Traditional PR firms are missing an opportunity to expand their businesses and the boundaries of their remits with global clients, and leaving serious money on the table, by failing to integrate the creative discipline into their business model.

I attribute this failure of vision to the same fear of change that held back traditional ad agencies for years as they kept media, digital, content creation, data and analytics and other disciplines in silos. Even as holding companies merged those agency silos into massive “integrated” networks, the same silo mentality has held sway inside the PR agency sense of purpose.

Speaking broadly, ad agencies and PR firms offer two distinct products. Ad agencies produce tangible assets (creative ideas, expressed as TV ads, digital OOH, online videos, etc.) delivered directly to the consumer. PR agencies create communications – sophisticated forms of messaging – and influence media intermediaries and decision-makers to frame the story that best serves the strategic goals of their client.  

Yes, the lines have blurred, and some PR firms offer creative services. Large PR shops like Weber Shandwick, Edelman, Golin, Rethink and Ketchum have won Cannes Lions, Clios, Effies and other awards, but the majority of this work generally comes from ad-hoc PR/ad agency partnership within holding companies.

Meanwhile, ad agencies have had great success generating earned media with their creative work. Agencies such as GUT, David, and Mischief produce work that is all-but-guaranteed to drive PR, exploiting all the modern platforms to impact culture. Look at the earned media value squeezed from Super Bowl campaigns in the months before and after the event.

If PR firms do not adapt more systematically by adding creative services, ad agencies will be positioned to steal some of that core work, which is why agencies are either buying or starting influencer marketing and social media assets and cutting entertainment deals with film, TV, media and content companies. Even content studios will be positioned to win PR work.

PR agencies are being held back because of their traditional organizational and operational structure. They don’t have a clear vision for how to integrate creative people into their teams or how to embed the creative discipline in their methodology.

I spoke about this issue with Gabriel Araujo, the brilliant Creative Director at Havas Lynx and founder & unlocker at Unlockers, former Global CCO of Ogilvy Social Lab. Gabriel says ad agencies have shifted from the creative content strategy to the content experience strategy because experiences don’t look or feel like ads and resonate with people more authentically. 

Ad agencies have an advantage over PR shops because of how they think, Gabriel says. Ad agencies generate an original creative idea, or a family of ideas, that serve as a hub into which myriad activations can be plugged in – social, experiential, digital, product placement, etc. Ad agencies have begun to invest heavily in tech and pursue product development, where the original creative idea can produce proprietary intellectual property and revenue streams that can be shared with the client. 
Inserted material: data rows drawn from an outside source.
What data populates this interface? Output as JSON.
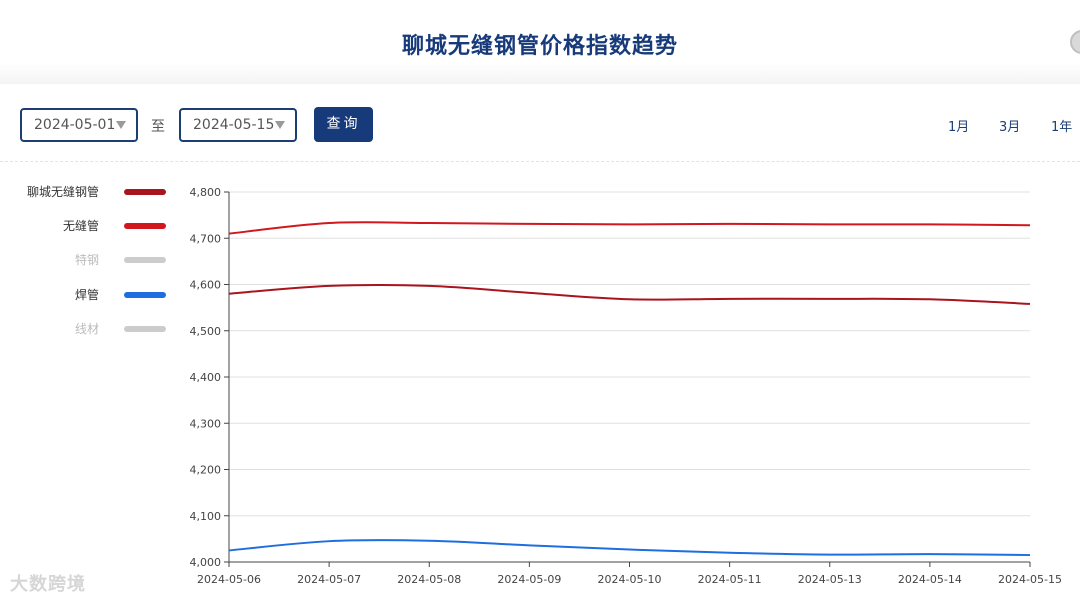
{
  "header": {
    "title": "聊城无缝钢管价格指数趋势"
  },
  "toolbar": {
    "start_date": "2024-05-01",
    "to_label": "至",
    "end_date": "2024-05-15",
    "query_label": "查询",
    "ranges": [
      "1月",
      "3月",
      "1年"
    ]
  },
  "legend": [
    {
      "name": "聊城无缝钢管",
      "color": "#a8151d",
      "active": true
    },
    {
      "name": "无缝管",
      "color": "#d0181e",
      "active": true
    },
    {
      "name": "特钢",
      "color": "#cccccc",
      "active": false
    },
    {
      "name": "焊管",
      "color": "#1e6ee0",
      "active": true
    },
    {
      "name": "线材",
      "color": "#cccccc",
      "active": false
    }
  ],
  "watermark": "大数跨境",
  "chart_data": {
    "type": "line",
    "x": [
      "2024-05-06",
      "2024-05-07",
      "2024-05-08",
      "2024-05-09",
      "2024-05-10",
      "2024-05-11",
      "2024-05-13",
      "2024-05-14",
      "2024-05-15"
    ],
    "ylim": [
      4000,
      4800
    ],
    "yticks": [
      "4,000",
      "4,100",
      "4,200",
      "4,300",
      "4,400",
      "4,500",
      "4,600",
      "4,700",
      "4,800"
    ],
    "grid": true,
    "legend_position": "left",
    "series": [
      {
        "name": "无缝管",
        "color": "#d0181e",
        "values": [
          4710,
          4733,
          4733,
          4731,
          4730,
          4731,
          4730,
          4730,
          4728
        ]
      },
      {
        "name": "聊城无缝钢管",
        "color": "#a8151d",
        "values": [
          4580,
          4597,
          4597,
          4582,
          4568,
          4569,
          4569,
          4568,
          4558
        ]
      },
      {
        "name": "焊管",
        "color": "#1e6ee0",
        "values": [
          4025,
          4045,
          4046,
          4036,
          4027,
          4020,
          4016,
          4017,
          4015
        ]
      }
    ]
  }
}
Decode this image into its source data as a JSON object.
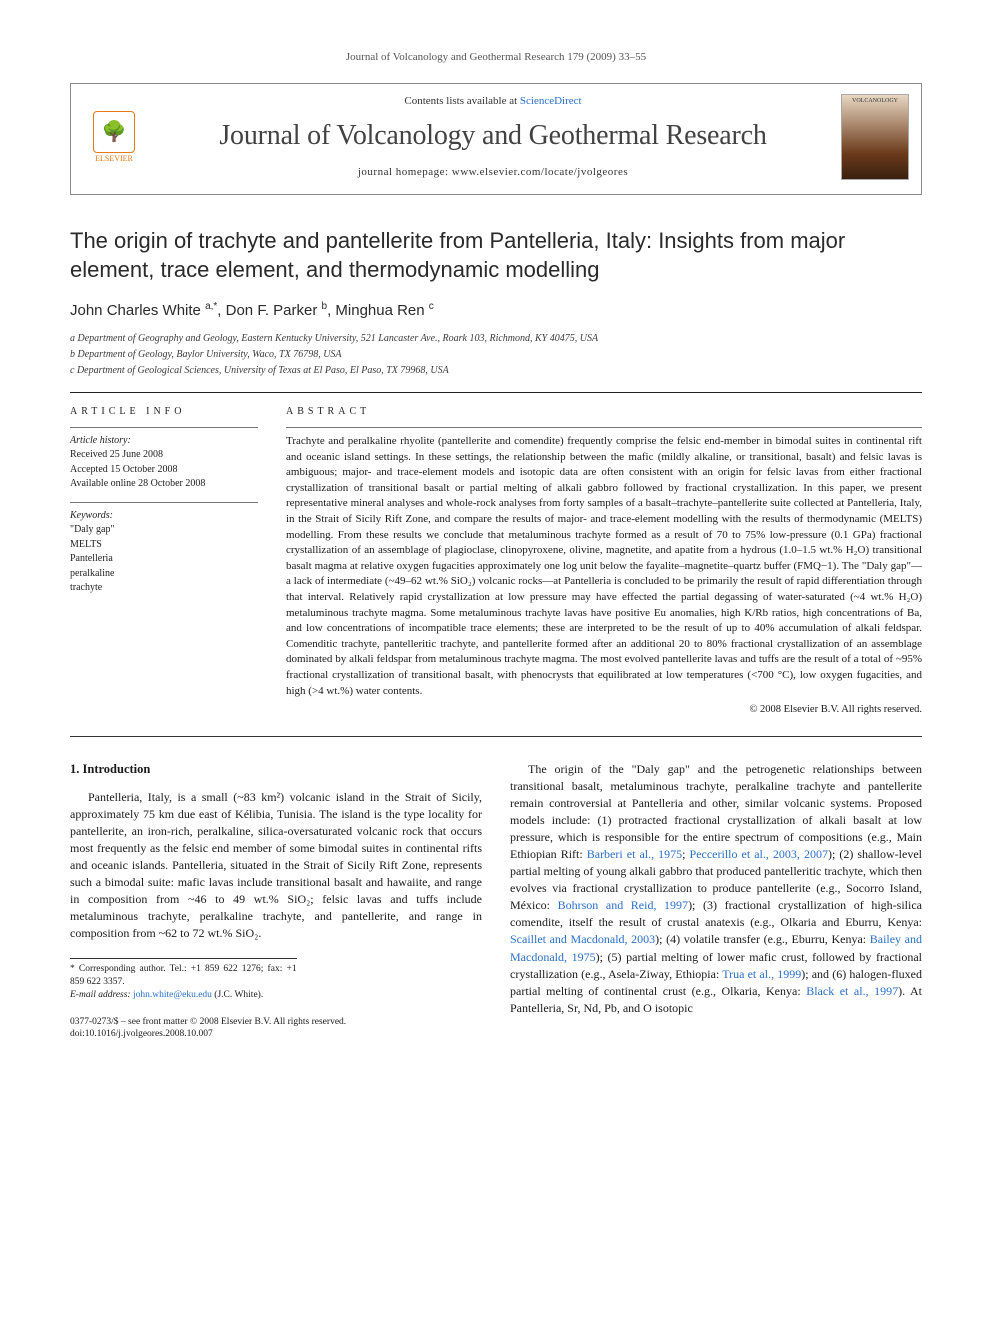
{
  "running_head": "Journal of Volcanology and Geothermal Research 179 (2009) 33–55",
  "header": {
    "contents_prefix": "Contents lists available at ",
    "contents_link": "ScienceDirect",
    "journal_name": "Journal of Volcanology and Geothermal Research",
    "homepage_label": "journal homepage: www.elsevier.com/locate/jvolgeores",
    "publisher_logo_label": "ELSEVIER",
    "cover_label": "VOLCANOLOGY"
  },
  "article": {
    "title": "The origin of trachyte and pantellerite from Pantelleria, Italy: Insights from major element, trace element, and thermodynamic modelling",
    "authors_html": "John Charles White <sup>a,*</sup>, Don F. Parker <sup>b</sup>, Minghua Ren <sup>c</sup>",
    "affiliations": [
      "a Department of Geography and Geology, Eastern Kentucky University, 521 Lancaster Ave., Roark 103, Richmond, KY 40475, USA",
      "b Department of Geology, Baylor University, Waco, TX 76798, USA",
      "c Department of Geological Sciences, University of Texas at El Paso, El Paso, TX 79968, USA"
    ]
  },
  "article_info": {
    "heading": "ARTICLE INFO",
    "history_title": "Article history:",
    "history": [
      "Received 25 June 2008",
      "Accepted 15 October 2008",
      "Available online 28 October 2008"
    ],
    "keywords_title": "Keywords:",
    "keywords": [
      "\"Daly gap\"",
      "MELTS",
      "Pantelleria",
      "peralkaline",
      "trachyte"
    ]
  },
  "abstract": {
    "heading": "ABSTRACT",
    "text": "Trachyte and peralkaline rhyolite (pantellerite and comendite) frequently comprise the felsic end-member in bimodal suites in continental rift and oceanic island settings. In these settings, the relationship between the mafic (mildly alkaline, or transitional, basalt) and felsic lavas is ambiguous; major- and trace-element models and isotopic data are often consistent with an origin for felsic lavas from either fractional crystallization of transitional basalt or partial melting of alkali gabbro followed by fractional crystallization. In this paper, we present representative mineral analyses and whole-rock analyses from forty samples of a basalt–trachyte–pantellerite suite collected at Pantelleria, Italy, in the Strait of Sicily Rift Zone, and compare the results of major- and trace-element modelling with the results of thermodynamic (MELTS) modelling. From these results we conclude that metaluminous trachyte formed as a result of 70 to 75% low-pressure (0.1 GPa) fractional crystallization of an assemblage of plagioclase, clinopyroxene, olivine, magnetite, and apatite from a hydrous (1.0–1.5 wt.% H₂O) transitional basalt magma at relative oxygen fugacities approximately one log unit below the fayalite–magnetite–quartz buffer (FMQ−1). The \"Daly gap\"—a lack of intermediate (~49–62 wt.% SiO₂) volcanic rocks—at Pantelleria is concluded to be primarily the result of rapid differentiation through that interval. Relatively rapid crystallization at low pressure may have effected the partial degassing of water-saturated (~4 wt.% H₂O) metaluminous trachyte magma. Some metaluminous trachyte lavas have positive Eu anomalies, high K/Rb ratios, high concentrations of Ba, and low concentrations of incompatible trace elements; these are interpreted to be the result of up to 40% accumulation of alkali feldspar. Comenditic trachyte, pantelleritic trachyte, and pantellerite formed after an additional 20 to 80% fractional crystallization of an assemblage dominated by alkali feldspar from metaluminous trachyte magma. The most evolved pantellerite lavas and tuffs are the result of a total of ~95% fractional crystallization of transitional basalt, with phenocrysts that equilibrated at low temperatures (<700 °C), low oxygen fugacities, and high (>4 wt.%) water contents.",
    "copyright": "© 2008 Elsevier B.V. All rights reserved."
  },
  "body": {
    "section1_head": "1. Introduction",
    "col1_p1": "Pantelleria, Italy, is a small (~83 km²) volcanic island in the Strait of Sicily, approximately 75 km due east of Kélibia, Tunisia. The island is the type locality for pantellerite, an iron-rich, peralkaline, silica-oversaturated volcanic rock that occurs most frequently as the felsic end member of some bimodal suites in continental rifts and oceanic islands. Pantelleria, situated in the Strait of Sicily Rift Zone, represents such a bimodal suite: mafic lavas include transitional basalt and hawaiite, and range in composition from ~46 to 49 wt.% SiO₂; felsic lavas and tuffs include metaluminous trachyte, peralkaline trachyte, and pantellerite, and range in composition from ~62 to 72 wt.% SiO₂.",
    "col2_p1": "The origin of the \"Daly gap\" and the petrogenetic relationships between transitional basalt, metaluminous trachyte, peralkaline trachyte and pantellerite remain controversial at Pantelleria and other, similar volcanic systems. Proposed models include: (1) protracted fractional crystallization of alkali basalt at low pressure, which is responsible for the entire spectrum of compositions (e.g., Main Ethiopian Rift: ",
    "col2_refs": {
      "r1": "Barberi et al., 1975",
      "r2": "Peccerillo et al., 2003, 2007",
      "r3": "Bohrson and Reid, 1997",
      "r4": "Scaillet and Macdonald, 2003",
      "r5": "Bailey and Macdonald, 1975",
      "r6": "Trua et al., 1999",
      "r7": "Black et al., 1997"
    },
    "col2_p1b": "); (2) shallow-level partial melting of young alkali gabbro that produced pantelleritic trachyte, which then evolves via fractional crystallization to produce pantellerite (e.g., Socorro Island, México: ",
    "col2_p1c": "); (3) fractional crystallization of high-silica comendite, itself the result of crustal anatexis (e.g., Olkaria and Eburru, Kenya: ",
    "col2_p1d": "); (4) volatile transfer (e.g., Eburru, Kenya: ",
    "col2_p1e": "); (5) partial melting of lower mafic crust, followed by fractional crystallization (e.g., Asela-Ziway, Ethiopia: ",
    "col2_p1f": "); and (6) halogen-fluxed partial melting of continental crust (e.g., Olkaria, Kenya: ",
    "col2_p1g": "). At Pantelleria, Sr, Nd, Pb, and O isotopic"
  },
  "footnote": {
    "corr": "* Corresponding author. Tel.: +1 859 622 1276; fax: +1 859 622 3357.",
    "email_label": "E-mail address: ",
    "email": "john.white@eku.edu",
    "email_suffix": " (J.C. White)."
  },
  "doi": {
    "line1": "0377-0273/$ – see front matter © 2008 Elsevier B.V. All rights reserved.",
    "line2": "doi:10.1016/j.jvolgeores.2008.10.007"
  }
}
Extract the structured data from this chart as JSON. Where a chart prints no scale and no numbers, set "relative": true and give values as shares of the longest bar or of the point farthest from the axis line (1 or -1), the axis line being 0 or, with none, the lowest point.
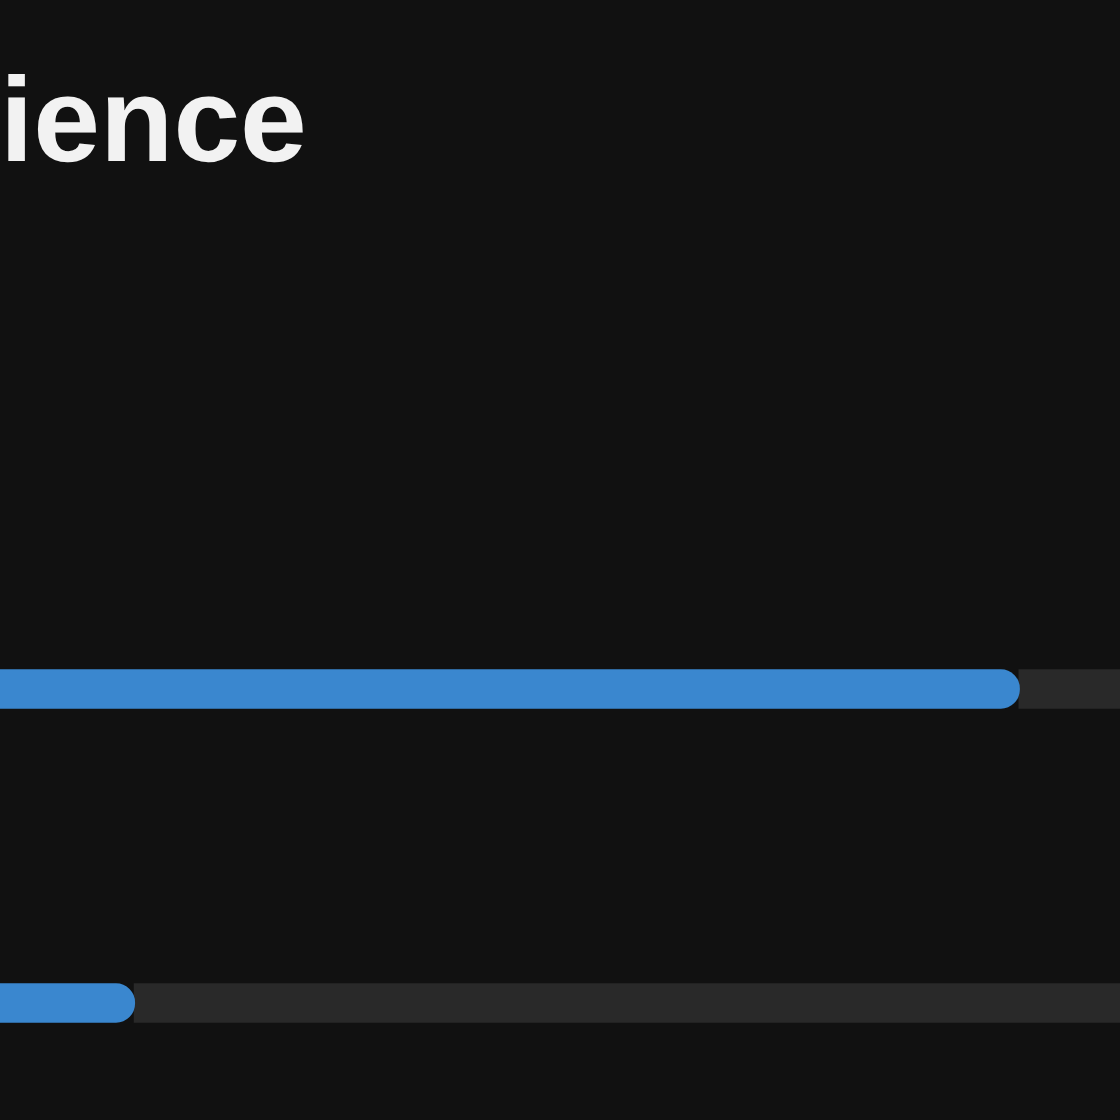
{
  "chart_data": {
    "type": "bar",
    "title": "ience",
    "orientation": "horizontal",
    "stacked": true,
    "relative": true,
    "categories": [
      null,
      null
    ],
    "series": [
      {
        "color": "#3a87cf",
        "values": [
          0.91,
          0.12
        ]
      },
      {
        "color": "#292929",
        "values": [
          0.09,
          0.88
        ]
      }
    ]
  }
}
PR agencies are falling behind in creative innovation. But they have inherent assets that give them a competitive advantage – they know content by heart, they know how journalists and media gatekeepers think and how to place their clients on the national stage, Gabriel says.


I can add that PR agencies, by their nature and leadership, are able or willing to provide clearer ROI and data, and their day-to-day proximity to the CMO and CEO gives them great insights into the evolving challenges that are happening to clients in real time. Also, PR leaders are naturally better listeners, as many of them come from journalism backgrounds; agency leaders tend to lean heavily on their creative pitches and sometimes leave clients feeling as if they are being given solutions they don’t need.

I’ve also witnessed that PR firms are much more buttoned up. Frankly, agencies could benefit from that too. Pool tables and basketball hoops and skateboard-friendly spaces may be attractive to 20something employees but decision-making CMOs and CEOs value the practice of showing up on time, being serious and prepared for diving into the nuts and bolts of their business problems and opportunities.

But PR firms do overlap with ad agencies in one crucial discipline—strategy—since a client’s strategy must connect across every facet of marketing communications. If PR shops can learn how to fold in creatives from ad shops, digital and social media agencies, they can expand their offering to find the sweet spot where they can provide marketing communications across the entire ecosphere of their clients’ position in the global marketplace and culture.